C'est donc dire qu'il existe une définition de l'homme qui s'appliquerait à tous et à chacun d'entre eux sans reste. Or, lorsqu'on observe les hommes, ce qu'on voit, ce n'est pas l'identité, ce qu'ils ont de commun, mais des différences, une diversité qui semble ruiner l'idée même d'une nature humaine. Le problème est donc le suivant : d'un côté on parle de nature humaine, d'essence de l'homme et il semble que cette idée d'une définition de ce qu'est l'homme soit légitime parce que rien qui existe ne semble pouvoir ne pas avoir de nature, mais de l'autre, il semble que cette idée soit vaine parce que les différences observables entre les individus sont telles qu'ils semblent n'avoir rien en commun. Mais il y a plus : il a pu arriver, en raison de ces différences ou sous prétexte de ces différences, de refuser le statut d'homme à des êtres qui manifestement pourtant ressemblaient à des hommes, comme par exemple les Noirs dont on a prétendu qu'ils n'avaient pas d'âme, ce qui autorisait à les utiliser comme esclaves ou comme les Juifs que les nazis comparaient à des rats ou à des microbes, ce qui préparait à l'idée qu'il était nécessaire de les supprimer et qu'en le faisant, on ne tuerait pas des hommes.
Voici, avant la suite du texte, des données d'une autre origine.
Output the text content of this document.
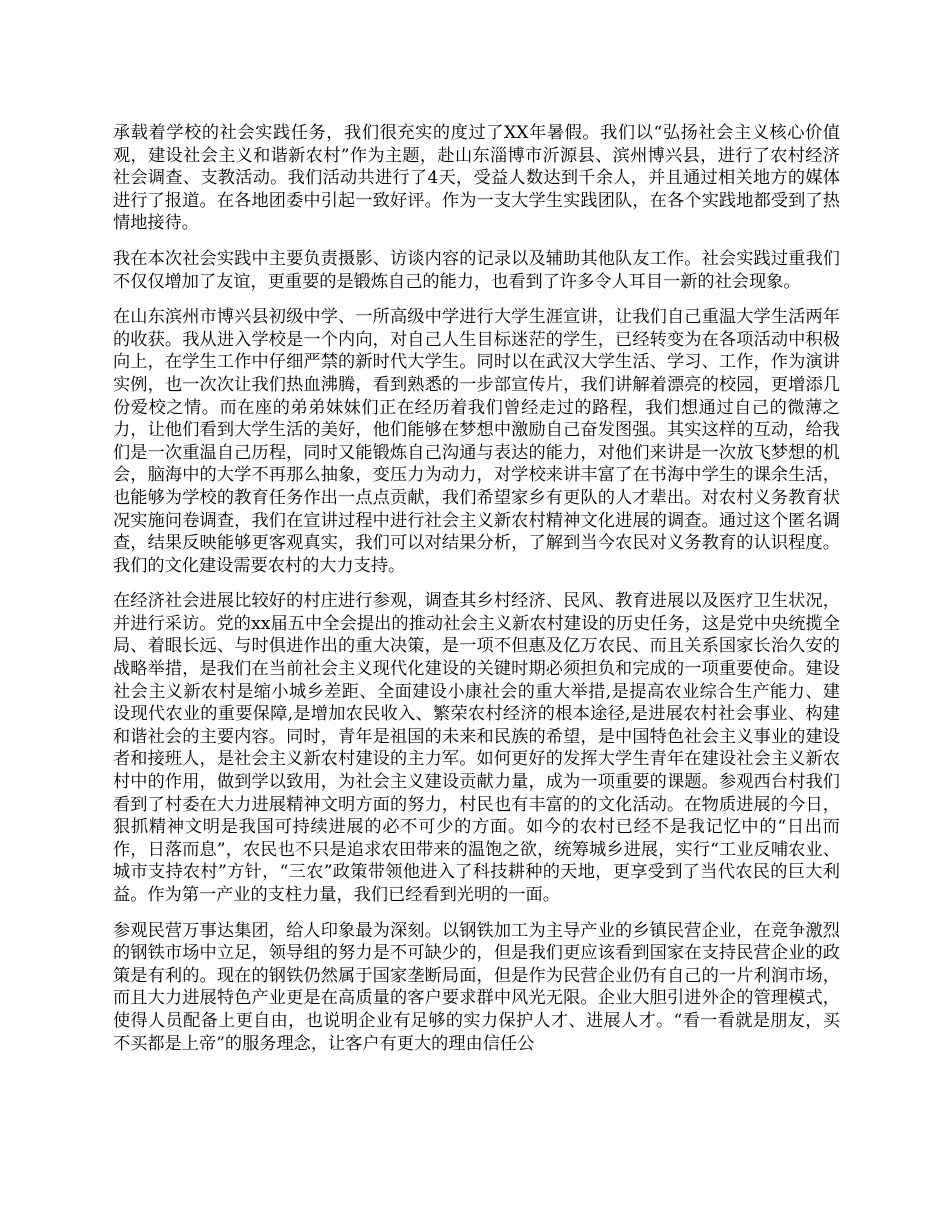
承载着学校的社会实践任务，我们很充实的度过了XX年暑假。我们以“弘扬社会主义核心价值观，建设社会主义和谐新农村”作为主题，赴山东淄博市沂源县、滨州博兴县，进行了农村经济社会调查、支教活动。我们活动共进行了4天，受益人数达到千余人，并且通过相关地方的媒体进行了报道。在各地团委中引起一致好评。作为一支大学生实践团队，在各个实践地都受到了热情地接待。

我在本次社会实践中主要负责摄影、访谈内容的记录以及辅助其他队友工作。社会实践过重我们不仅仅增加了友谊，更重要的是锻炼自己的能力，也看到了许多令人耳目一新的社会现象。

在山东滨州市博兴县初级中学、一所高级中学进行大学生涯宣讲，让我们自己重温大学生活两年的收获。我从进入学校是一个内向，对自己人生目标迷茫的学生，已经转变为在各项活动中积极向上，在学生工作中仔细严禁的新时代大学生。同时以在武汉大学生活、学习、工作，作为演讲实例，也一次次让我们热血沸腾，看到熟悉的一步部宣传片，我们讲解着漂亮的校园，更增添几份爱校之情。而在座的弟弟妹妹们正在经历着我们曾经走过的路程，我们想通过自己的微薄之力，让他们看到大学生活的美好，他们能够在梦想中激励自己奋发图强。其实这样的互动，给我们是一次重温自己历程，同时又能锻炼自己沟通与表达的能力，对他们来讲是一次放飞梦想的机会，脑海中的大学不再那么抽象，变压力为动力，对学校来讲丰富了在书海中学生的课余生活，也能够为学校的教育任务作出一点点贡献，我们希望家乡有更队的人才辈出。对农村义务教育状况实施问卷调查，我们在宣讲过程中进行社会主义新农村精神文化进展的调查。通过这个匿名调查，结果反映能够更客观真实，我们可以对结果分析，了解到当今农民对义务教育的认识程度。我们的文化建设需要农村的大力支持。

在经济社会进展比较好的村庄进行参观，调查其乡村经济、民风、教育进展以及医疗卫生状况，并进行采访。党的xx届五中全会提出的推动社会主义新农村建设的历史任务，这是党中央统揽全局、着眼长远、与时俱进作出的重大决策，是一项不但惠及亿万农民、而且关系国家长治久安的战略举措，是我们在当前社会主义现代化建设的关键时期必须担负和完成的一项重要使命。建设社会主义新农村是缩小城乡差距、全面建设小康社会的重大举措,是提高农业综合生产能力、建设现代农业的重要保障,是增加农民收入、繁荣农村经济的根本途径,是进展农村社会事业、构建和谐社会的主要内容。同时，青年是祖国的未来和民族的希望，是中国特色社会主义事业的建设者和接班人，是社会主义新农村建设的主力军。如何更好的发挥大学生青年在建设社会主义新农村中的作用，做到学以致用，为社会主义建设贡献力量，成为一项重要的课题。参观西台村我们看到了村委在大力进展精神文明方面的努力，村民也有丰富的的文化活动。在物质进展的今日，狠抓精神文明是我国可持续进展的必不可少的方面。如今的农村已经不是我记忆中的“日出而作，日落而息”，农民也不只是追求农田带来的温饱之欲，统筹城乡进展，实行“工业反哺农业、城市支持农村”方针，“三农”政策带领他进入了科技耕种的天地，更享受到了当代农民的巨大利益。作为第一产业的支柱力量，我们已经看到光明的一面。

参观民营万事达集团，给人印象最为深刻。以钢铁加工为主导产业的乡镇民营企业，在竞争激烈的钢铁市场中立足，领导组的努力是不可缺少的，但是我们更应该看到国家在支持民营企业的政策是有利的。现在的钢铁仍然属于国家垄断局面，但是作为民营企业仍有自己的一片利润市场，而且大力进展特色产业更是在高质量的客户要求群中风光无限。企业大胆引进外企的管理模式，使得人员配备上更自由，也说明企业有足够的实力保护人才、进展人才。“看一看就是朋友，买不买都是上帝”的服务理念，让客户有更大的理由信任公
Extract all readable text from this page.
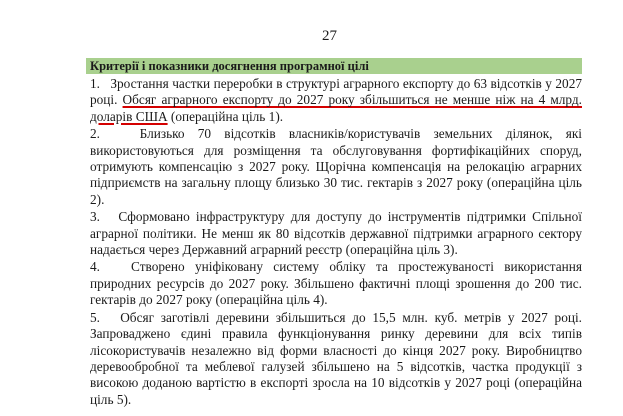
27
Критерії і показники досягнення програмної цілі

1.   Зростання частки переробки в структурі аграрного експорту до 63 відсотків у 2027 році. Обсяг аграрного експорту до 2027 року збільшиться не менше ніж на 4 млрд. доларів США (операційна ціль 1).

2.   Близько 70 відсотків власників/користувачів земельних ділянок, які використовуються для розміщення та обслуговування фортифікаційних споруд, отримують компенсацію з 2027 року. Щорічна компенсація на релокацію аграрних підприємств на загальну площу близько 30 тис. гектарів з 2027 року (операційна ціль 2).

3.   Сформовано інфраструктуру для доступу до інструментів підтримки Спільної аграрної політики. Не менш як 80 відсотків державної підтримки аграрного сектору надається через Державний аграрний реєстр (операційна ціль 3).

4.   Створено уніфіковану систему обліку та простежуваності використання природних ресурсів до 2027 року. Збільшено фактичні площі зрошення до 200 тис. гектарів до 2027 року (операційна ціль 4).

5.   Обсяг заготівлі деревини збільшиться до 15,5 млн. куб. метрів у 2027 році. Запроваджено єдині правила функціонування ринку деревини для всіх типів лісокористувачів незалежно від форми власності до кінця 2027 року. Виробництво деревообробної та меблевої галузей збільшено на 5 відсотків, частка продукції з високою доданою вартістю в експорті зросла на 10 відсотків у 2027 році (операційна ціль 5).
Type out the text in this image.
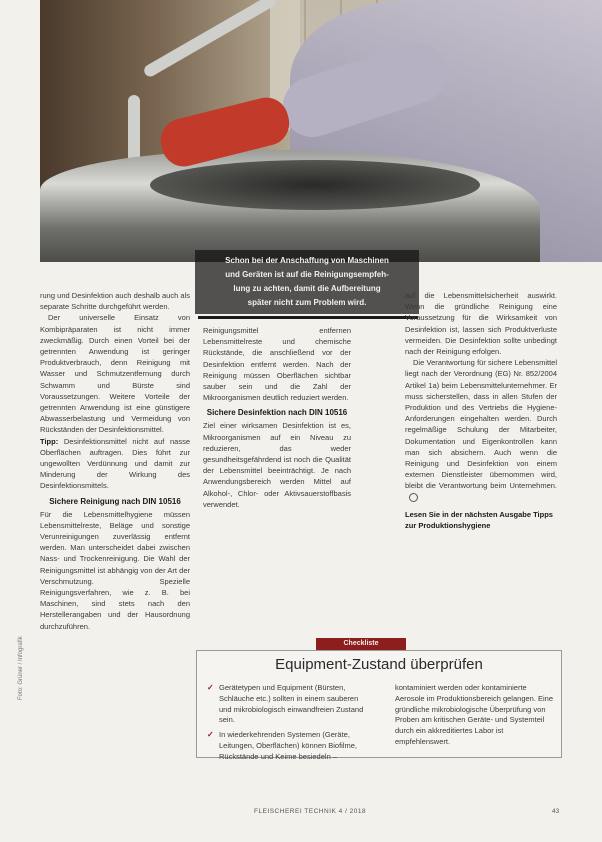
Schon bei der Anschaffung von Maschinen
und Geräten ist auf die Reinigungsempfeh-
lung zu achten, damit die Aufbereitung
später nicht zum Problem wird.

rung und Desinfektion auch deshalb auch als separate Schritte durchgeführt werden.

Der universelle Einsatz von Kombipräparaten ist nicht immer zweckmäßig. Durch einen Vorteil bei der getrennten Anwendung ist geringer Produktverbrauch, denn Reinigung mit Wasser und Schmutzentfernung durch Schwamm und Bürste sind Voraussetzungen. Weitere Vorteile der getrennten Anwendung ist eine günstigere Abwasserbelastung und Vermeidung von Rückständen der Desinfektionsmittel.

Tipp: Desinfektionsmittel nicht auf nasse Oberflächen auftragen. Dies führt zur ungewollten Verdünnung und damit zur Minderung der Wirkung des Desinfektionsmittels.

Sichere Reinigung nach DIN 10516

Für die Lebensmittelhygiene müssen Lebensmittelreste, Beläge und sonstige Verunreinigungen zuverlässig entfernt werden. Man unterscheidet dabei zwischen Nass- und Trockenreinigung. Die Wahl der Reinigungsmittel ist abhängig von der Art der Verschmutzung. Spezielle Reinigungsverfahren, wie z. B. bei Maschinen, sind stets nach den Herstellerangaben und der Hausordnung durchzuführen.

Reinigungsmittel entfernen Lebensmittelreste und chemische Rückstände, die anschließend vor der Desinfektion entfernt werden. Nach der Reinigung müssen Oberflächen sichtbar sauber sein und die Zahl der Mikroorganismen deutlich reduziert werden.

Sichere Desinfektion nach DIN 10516

Ziel einer wirksamen Desinfektion ist es, Mikroorganismen auf ein Niveau zu reduzieren, das weder gesundheitsgefährdend ist noch die Qualität der Lebensmittel beeinträchtigt. Je nach Anwendungsbereich werden Mittel auf Alkohol-, Chlor- oder Aktivsauerstoffbasis verwendet.

auf die Lebensmittelsicherheit auswirkt. Wenn die gründliche Reinigung eine Voraussetzung für die Wirksamkeit von Desinfektion ist, lassen sich Produktverluste vermeiden. Die Desinfektion sollte unbedingt nach der Reinigung erfolgen.

Die Verantwortung für sichere Lebensmittel liegt nach der Verordnung (EG) Nr. 852/2004 Artikel 1a) beim Lebensmittelunternehmer. Er muss sicherstellen, dass in allen Stufen der Produktion und des Vertriebs die Hygiene-Anforderungen eingehalten werden. Durch regelmäßige Schulung der Mitarbeiter, Dokumentation und Eigenkontrollen kann man sich absichern. Auch wenn die Reinigung und Desinfektion von einem externen Dienstleister übernommen wird, bleibt die Verantwortung beim Unternehmen.

Lesen Sie in der nächsten Ausgabe Tipps zur Produktionshygiene

Foto: Grüner / Infografik	Checkliste
Equipment-Zustand überprüfen
✓ Gerätetypen und Equipment (Bürsten, Schläuche etc.) sollten in einem sauberen und mikrobiologisch einwandfreien Zustand sein.

✓ In wiederkehrenden Systemen (Geräte, Leitungen, Oberflächen) können Biofilme, Rückstände und Keime besiedeln –

kontaminiert werden oder kontaminierte Aerosole im Produktionsbereich gelangen. Eine gründliche mikrobiologische Überprüfung von Proben am kritischen Geräte- und Systemteil durch ein akkreditiertes Labor ist empfehlenswert.

FLEISCHEREI TECHNIK 4 / 2018	43
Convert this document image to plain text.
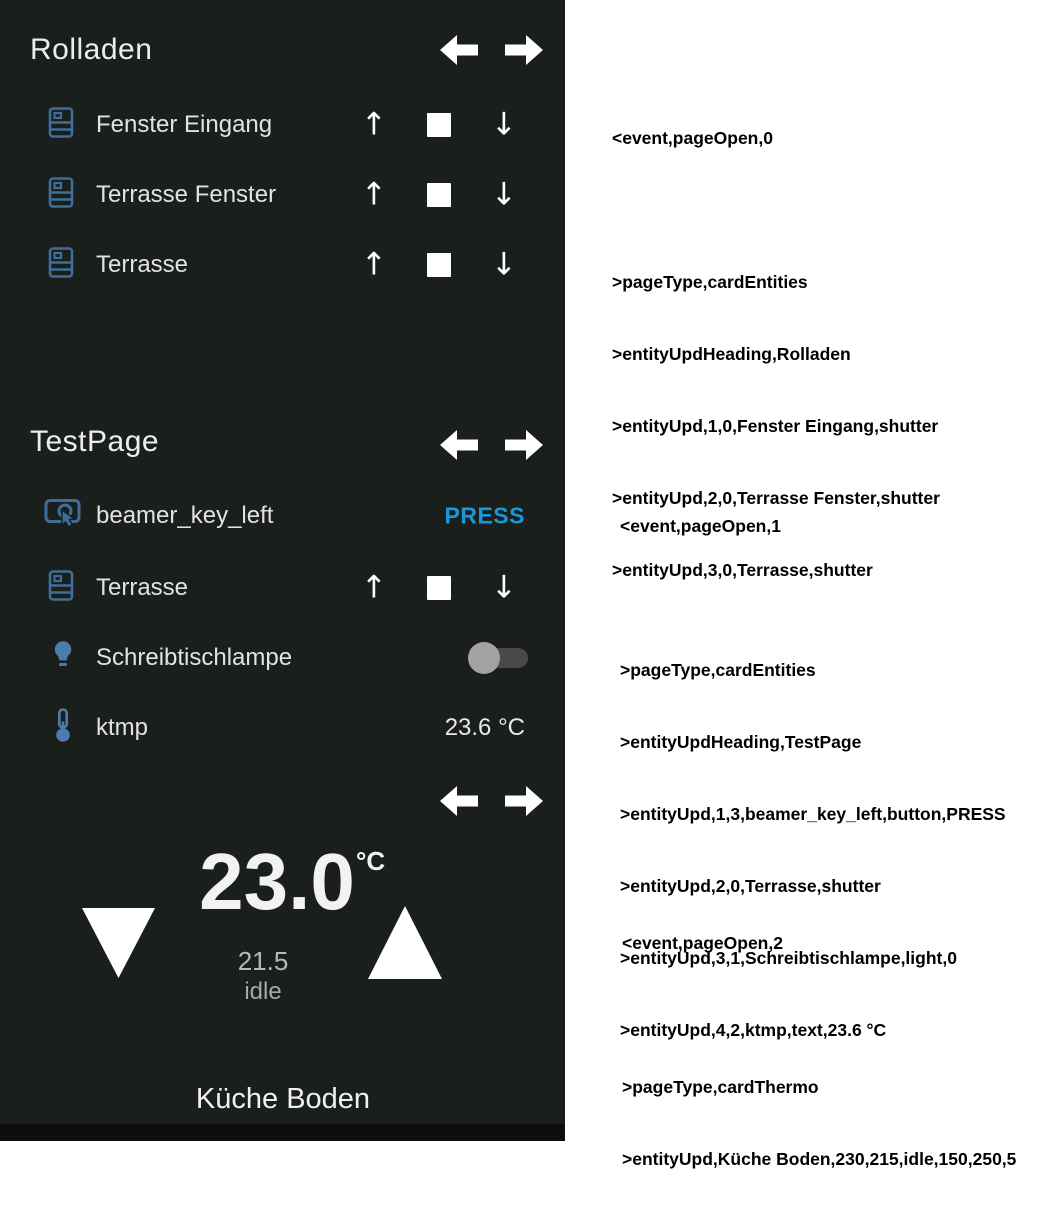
Rolladen
Fenster Eingang	↑	↓
Terrasse Fenster	↑	↓
Terrasse	↑	↓
TestPage
beamer_key_left	PRESS
Terrasse	↑	↓
Schreibtischlampe
ktmp	23.6 °C
23.0 °C
21.5
idle
Küche Boden

<event,pageOpen,0

>pageType,cardEntities

>entityUpdHeading,Rolladen

>entityUpd,1,0,Fenster Eingang,shutter

>entityUpd,2,0,Terrasse Fenster,shutter

>entityUpd,3,0,Terrasse,shutter

<event,pageOpen,1

>pageType,cardEntities

>entityUpdHeading,TestPage

>entityUpd,1,3,beamer_key_left,button,PRESS

>entityUpd,2,0,Terrasse,shutter

>entityUpd,3,1,Schreibtischlampe,light,0

>entityUpd,4,2,ktmp,text,23.6 °C

<event,pageOpen,2

>pageType,cardThermo

>entityUpd,Küche Boden,230,215,idle,150,250,5
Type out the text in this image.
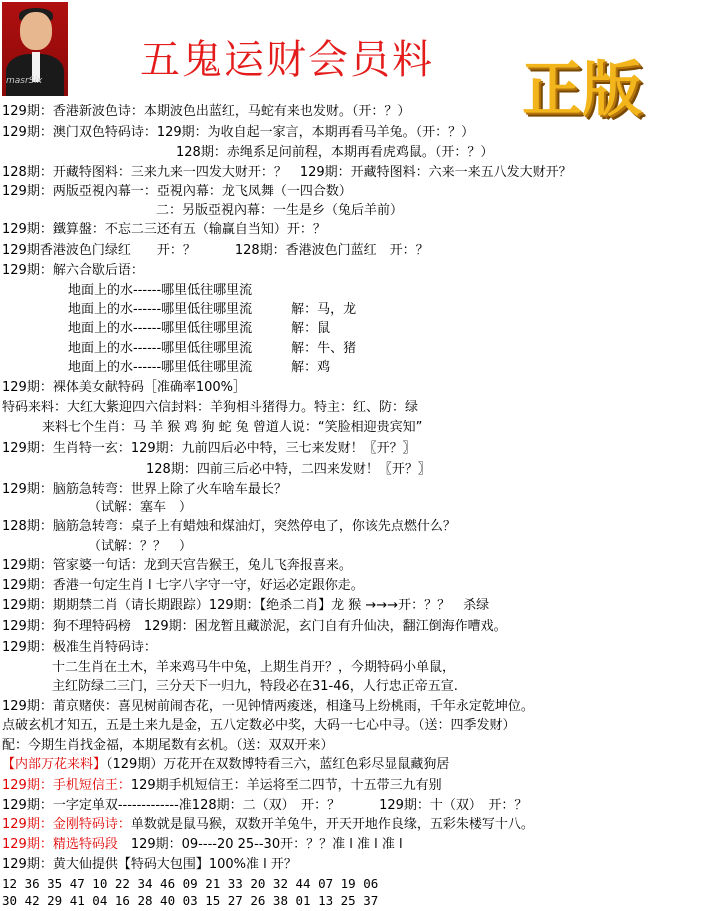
masrSix 五鬼运财会员料 正版
129期：香港新波色诗：本期波色出蓝红，马蛇有来也发财。（开：？）
129期：澳门双色特码诗：129期：为收自起一家言，本期再看马羊兔。（开：？）
128期：赤绳系足问前程，本期再看虎鸡鼠。（开：？）
128期：开藏特图料：三来九来一四发大财开：？　129期：开藏特图料：六来一来五八发大财开？
129期：两版亞視內幕一：亞視內幕：龙飞凤舞（一四合数）
二：另版亞視內幕：一生是乡（兔后羊前）
129期：鐵算盤：不忘二三还有五（输赢自当知）开：？
129期香港波色门绿红　　开：？　　　128期：香港波色门蓝红　开：？
129期：解六合歇后语：
地面上的水------哪里低往哪里流
地面上的水------哪里低往哪里流　　　解：马，龙
地面上的水------哪里低往哪里流　　　解：鼠
地面上的水------哪里低往哪里流　　　解：牛、猪
地面上的水------哪里低往哪里流　　　解：鸡
129期：裸体美女献特码［准确率100%］
特码来料：大红大紫迎四六信封料：羊狗相斗猪得力。特主：红、防：绿
来料七个生肖：马 羊 猴 鸡 狗 蛇 兔 曾道人说：“笑脸相迎贵宾知”
129期：生肖特一玄：129期：九前四后必中特，三七来发财！〖开？〗
128期：四前三后必中特，二四来发财！〖开？〗
129期：脑筋急转弯：世界上除了火车啥车最长？
（试解：塞车　）
128期：脑筋急转弯：桌子上有蜡烛和煤油灯，突然停电了，你该先点燃什么？
（试解：？？　）
129期：管家婆一句话：龙到天宫告猴王，兔儿飞奔报喜来。
129期：香港一句定生肖 l 七字八字守一守，好运必定跟你走。
129期：期期禁二肖（请长期跟踪）129期：【绝杀二肖】龙 猴 →→→开：？？　杀绿
129期：狗不理特码榜　129期：困龙暂且藏淤泥，玄门自有升仙决，翻江倒海作嘈戏。
129期：极准生肖特码诗：
十二生肖在土木，羊来鸡马牛中兔，上期生肖开？，今期特码小单鼠，
主红防绿二三门，三分天下一归九，特段必在31-46，人行忠正帝五宣.
129期：莆京赌侠：喜见树前闹杏花，一见钟情两痠迷，相逢马上纷桃雨，千年永定乾坤位。
点破玄机才知五，五是土来九是金，五八定数必中奖，大码一七心中寻。（送：四季发财）
配：今期生肖找金福，本期尾数有玄机。（送：双双开来）
【内部万花来料】（129期）万花开在双数博特看三六，蓝红色彩尽显鼠藏狗居
129期：手机短信王：129期手机短信王：羊运将至二四节，十五带三九有别
129期：一字定单双-------------准128期：二（双）　开：？　　　129期：十（双）　开：？
129期：金刚特码诗：单数就是鼠马猴，双数开羊兔牛，开天开地作良缘，五彩朱楼写十八。
129期：精选特码段　129期：09----20 25--30开：？？准 l 准 l 准 l
129期：黄大仙提供【特码大包围】100%准 l 开？
12 36 35 47 10 22 34 46 09 21 33 20 32 44 07 19 06
30 42 29 41 04 16 28 40 03 15 27 26 38 01 13 25 37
Au nom d'une certaine idée de l'homme et en raison de différences observables entre eux, on a pu donc refuser le statut d'hommes à des êtres qui pourtant étaient des membres de l'espèce humaine. Mais, du reste, ne faisons-nous pas la même chose lorsque nous disons de certains êtres qu'ils sont non pas des hommes, mais des bêtes en raison par exemple de leur violence ou de la monstruosité de leurs actes? Dire d'eux qu'ils sont des animaux et non des humains, c'est bien leur refuser le statut d'homme encore qu'ils appartiennent bien à l'espèce humaine, sans quoi ce refus n'aurait aucun sens. Tout cela nous invite donc à nous demander s'il existe une nature humaine, une essence de l'homme telle que tous les hommes correspondent à cette définition, puisque si d'un côté on trouve injuste d'avoir traité des hommes comme des sous-hommes ou des faux hommes, on n'hésite pas de l'autre à considérer comme des animaux certains hommes, donc à les traiter comme des sous-hommes à notre tour. Savoir s'il existe une nature humaine et la définir n'a pas qu'un intérêt intellectuel, mais aussi moral.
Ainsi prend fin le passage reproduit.